I don’t worry about running afoul of a headline or Truth Social post from the president because what is said about the situation is no longer very relevant to the reality.
On April 8, Nick Catoggio, my Dispatch colleague, dubbed an earlier stoppage with Iran “Schrödinger’s ceasefire.” This was a reference to the famous thought experiment by the physicist Erwin Schrödinger, who was trying to explain the weirdness of “superpositionality” in quantum physics. A cat in a box is both dead and alive at the same time until you open the box. Schrödinger meant to illustrate the absurdity of the idea that particles aren’t any one thing, but a “cloud of probabilities.”
The Trump administration is stuck in a word cloud of probabilities of his own making. The war is over. The war is on. The war isn’t a war. We have a deal, but we don’t have a deal, but we’re about to have a deal. We destroyed Iran’s military. No, we left it intact. We want regime change. No we don’t. We already accomplished it. We “obliterated” Iran’s nuclear program a year ago. We had to go to war in February to prevent nuclear war. The Strait of Hormuz is open, closed, or something in-between. No deal without “unconditional surrender.” Let’s make a deal!
This everything-all-at-once vibe can be disorienting, particularly since most Americans didn’t have a war with Iran on their bingo cards until the shooting had already started. President Trump didn’t prepare the country or consult with Congress beforehand because he thought it would all be a smashing success in a matter of weeks.
The miscalculation that started it all: killing Iran’s Supreme Leader, Ayatollah Ali Khamenei, and much of Iran’s senior leadership, on the first day of the war. To “the great proud people of Iran, I say tonight that the hour of your freedom is at hand,” Trump announced on Feb. 28. “When we are finished, take over your government. It will be yours to take. This will be probably your only chance for generations.”

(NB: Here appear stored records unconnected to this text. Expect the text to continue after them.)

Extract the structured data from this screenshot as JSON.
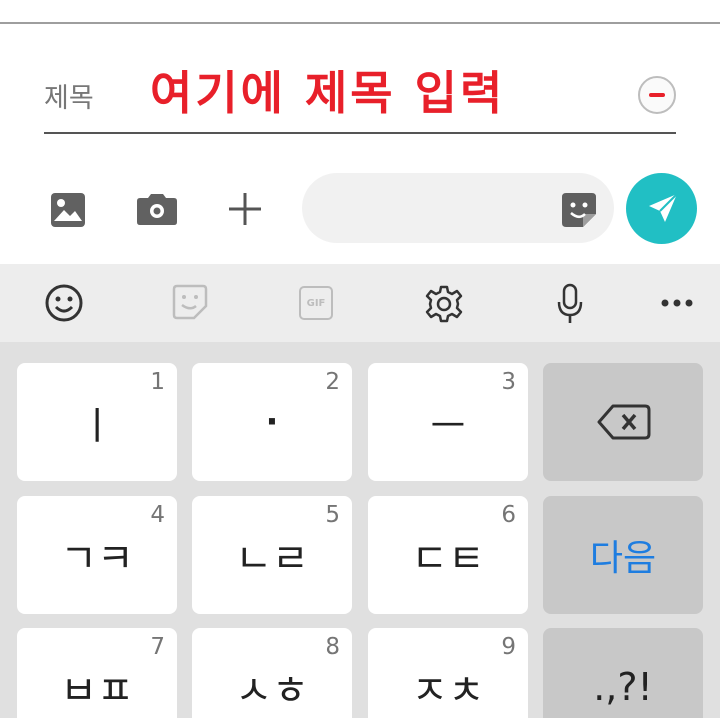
{
  "title_row": {
    "label": "제목",
    "input_value": "여기에 제목 입력"
  },
  "compose": {
    "icons": [
      "image-icon",
      "camera-icon",
      "plus-icon",
      "sticker-icon",
      "send-icon"
    ],
    "message_value": ""
  },
  "keyboard_toolbar": {
    "icons": [
      "emoji-icon",
      "sticker-icon",
      "gif-icon",
      "settings-icon",
      "microphone-icon",
      "more-icon"
    ],
    "gif_label": "GIF"
  },
  "keys": [
    {
      "num": "1",
      "label": "ㅣ"
    },
    {
      "num": "2",
      "label": "·"
    },
    {
      "num": "3",
      "label": "ㅡ"
    },
    {
      "num": "",
      "label": ""
    },
    {
      "num": "4",
      "label": "ㄱㅋ"
    },
    {
      "num": "5",
      "label": "ㄴㄹ"
    },
    {
      "num": "6",
      "label": "ㄷㅌ"
    },
    {
      "num": "",
      "label": "다음"
    },
    {
      "num": "7",
      "label": "ㅂㅍ"
    },
    {
      "num": "8",
      "label": "ㅅㅎ"
    },
    {
      "num": "9",
      "label": "ㅈㅊ"
    },
    {
      "num": "",
      "label": ".,?!"
    }
  ],
  "colors": {
    "title_text": "#e8202a",
    "send_button": "#21bfc4",
    "next_key_text": "#1e7de0",
    "keyboard_bg": "#e0e0e0"
  }
}
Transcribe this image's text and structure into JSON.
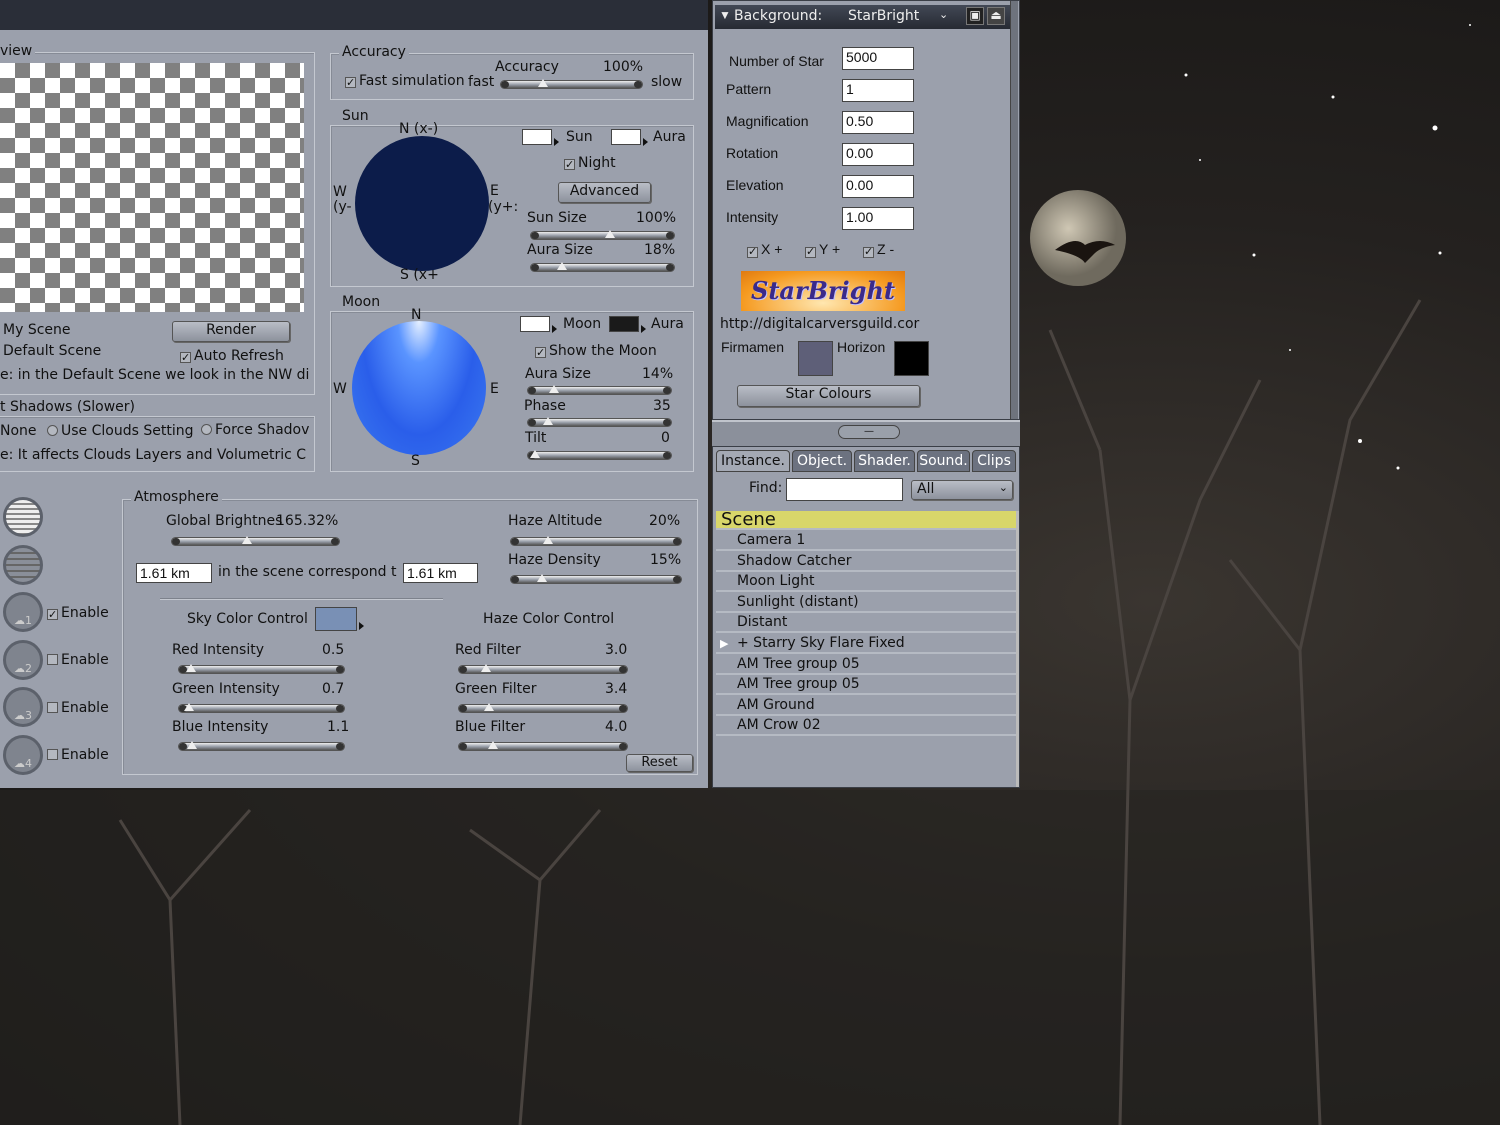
{
  "colors": {
    "panel": "#9ba0ac",
    "sun_disc": "#0c1c4a",
    "moon_disc": "#3370ee",
    "sky_color": "#7990b5",
    "firmament": "#5e5f78",
    "horizon": "#000000",
    "scene_highlight": "#d8d66a"
  },
  "preview": {
    "legend": "view",
    "scene_name": "My Scene",
    "scene_type": "Default Scene",
    "render": "Render",
    "auto_refresh": "Auto Refresh",
    "auto_refresh_checked": true,
    "note": "e: in the Default Scene we look in the NW di"
  },
  "shadows": {
    "legend": "t Shadows (Slower)",
    "none": "None",
    "use_clouds": "Use Clouds Setting",
    "force": "Force Shadov",
    "note": "e: It affects Clouds Layers and Volumetric C"
  },
  "accuracy": {
    "legend": "Accuracy",
    "fast_sim": "Fast simulation",
    "fast_sim_checked": true,
    "fast": "fast",
    "label": "Accuracy",
    "value": "100%",
    "slow": "slow",
    "pos": 0.3
  },
  "sun": {
    "legend": "Sun",
    "n": "N (x-)",
    "w1": "W",
    "w2": "(y-",
    "e1": "E",
    "e2": "(y+:",
    "s": "S (x+",
    "sun": "Sun",
    "aura": "Aura",
    "night": "Night",
    "night_checked": true,
    "advanced": "Advanced",
    "sun_size": {
      "label": "Sun Size",
      "value": "100%",
      "pos": 0.55
    },
    "aura_size": {
      "label": "Aura Size",
      "value": "18%",
      "pos": 0.22
    }
  },
  "moon": {
    "legend": "Moon",
    "n": "N",
    "w": "W",
    "e": "E",
    "s": "S",
    "moon": "Moon",
    "aura": "Aura",
    "show": "Show the Moon",
    "show_checked": true,
    "aura_size": {
      "label": "Aura Size",
      "value": "14%",
      "pos": 0.18
    },
    "phase": {
      "label": "Phase",
      "value": "35",
      "pos": 0.14
    },
    "tilt": {
      "label": "Tilt",
      "value": "0",
      "pos": 0.05
    }
  },
  "clouds": {
    "enable": "Enable",
    "layers": [
      {
        "num": "1",
        "checked": true
      },
      {
        "num": "2",
        "checked": false
      },
      {
        "num": "3",
        "checked": false
      },
      {
        "num": "4",
        "checked": false
      }
    ]
  },
  "atmosphere": {
    "legend": "Atmosphere",
    "global_brightness": {
      "label": "Global Brightness",
      "value": "165.32%",
      "pos": 0.45
    },
    "haze_altitude": {
      "label": "Haze Altitude",
      "value": "20%",
      "pos": 0.22
    },
    "haze_density": {
      "label": "Haze Density",
      "value": "15%",
      "pos": 0.18
    },
    "km_left": "1.61 km",
    "correspond": "in the scene correspond t",
    "km_right": "1.61 km",
    "sky_color_control": "Sky Color Control",
    "haze_color_control": "Haze Color Control",
    "red_intensity": {
      "label": "Red Intensity",
      "value": "0.5",
      "pos": 0.07
    },
    "green_intensity": {
      "label": "Green Intensity",
      "value": "0.7",
      "pos": 0.06
    },
    "blue_intensity": {
      "label": "Blue Intensity",
      "value": "1.1",
      "pos": 0.08
    },
    "red_filter": {
      "label": "Red Filter",
      "value": "3.0",
      "pos": 0.16
    },
    "green_filter": {
      "label": "Green Filter",
      "value": "3.4",
      "pos": 0.18
    },
    "blue_filter": {
      "label": "Blue Filter",
      "value": "4.0",
      "pos": 0.2
    },
    "reset": "Reset"
  },
  "background": {
    "header": "Background:",
    "preset": "StarBright",
    "fields": [
      {
        "label": "Number of Star",
        "value": "5000"
      },
      {
        "label": "Pattern",
        "value": "1"
      },
      {
        "label": "Magnification",
        "value": "0.50"
      },
      {
        "label": "Rotation",
        "value": "0.00"
      },
      {
        "label": "Elevation",
        "value": "0.00"
      },
      {
        "label": "Intensity",
        "value": "1.00"
      }
    ],
    "axes": [
      {
        "label": "X +",
        "checked": true
      },
      {
        "label": "Y +",
        "checked": true
      },
      {
        "label": "Z -",
        "checked": true
      }
    ],
    "logo": "StarBright",
    "url": "http://digitalcarversguild.cor",
    "firmament": "Firmamen",
    "horizon": "Horizon",
    "star_colours": "Star Colours"
  },
  "browser": {
    "tabs": [
      "Instance.",
      "Object.",
      "Shader.",
      "Sound.",
      "Clips"
    ],
    "find": "Find:",
    "find_value": "",
    "filter": "All",
    "root": "Scene",
    "items": [
      "Camera 1",
      "Shadow Catcher",
      "Moon Light",
      "Sunlight (distant)",
      "Distant",
      "+ Starry Sky Flare Fixed",
      "AM Tree group 05",
      "AM Tree group 05",
      "AM Ground",
      "AM Crow 02"
    ]
  }
}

I support regime change in Iran and shed no tears for Khamenei or his goons. But when you start a war by killing the regime’s top leaders, it’s not unreasonable for the remaining ones to conclude that you really intend regime change.
Khamenei was a murderous fanatic, but he was a fairly cautious one. He liked to threaten closing the Strait of Hormuz or attacking our regional allies, but he was reluctant to actually do it, fearing it would invite a regime change war. The mullahs and IRGC goons believed, not unreasonably, that if they lost their grip on power, they’d be lynched by the Iranian people they’ve brutalized for decades.
By starting with a regime change war, Trump removed any reason for the regime not to go for broke. When you have nothing to lose — particularly when you are a millenarian religious fanatic — a Persian Alamo strategy makes a lot of sense.
So Iran closed the Strait of Hormuz and attacked its neighbors.
But it turns out this wasn’t the Alamo. In the contest of wills, Trump blinked. The Iranian regime’s tolerance for punishment proved — so far — to be greater than Trump’s and that of our gulf allies. Militarily we could finish the job, but that would require ground troops and much greater economic turmoil. In a conflict Trump launched unilaterally without the prior support of Congress, NATO or the American people, Trump doesn’t have the political capital for that.
But that’s only half the problem. Trump wants the war over, but he doesn’t want to pay — militarily, economically, politically — what that would cost. So he wants to make a deal that ends it. But there is no deal available that wouldn’t come at an equally undesirable cost. Any deal that looks like what President Obama struck with the Iranians would be too embarrassing to bear. But the Iranians are convinced that they can get just such a deal, and they’re willing to drag things out as long as it takes.
The result: Trump’s in a box of his own making. He thinks he can talk his way out by simply asserting a reality that doesn’t exist. When the financial markets get nervous, he announces a breakthrough that is, at best, a possibility. When the Iranians agree to a deal that looks similar to one Obama might negotiate, Trump goes back to his threats.
It can’t go on forever. But I’m sure it’ll last until long after this column is forgotten.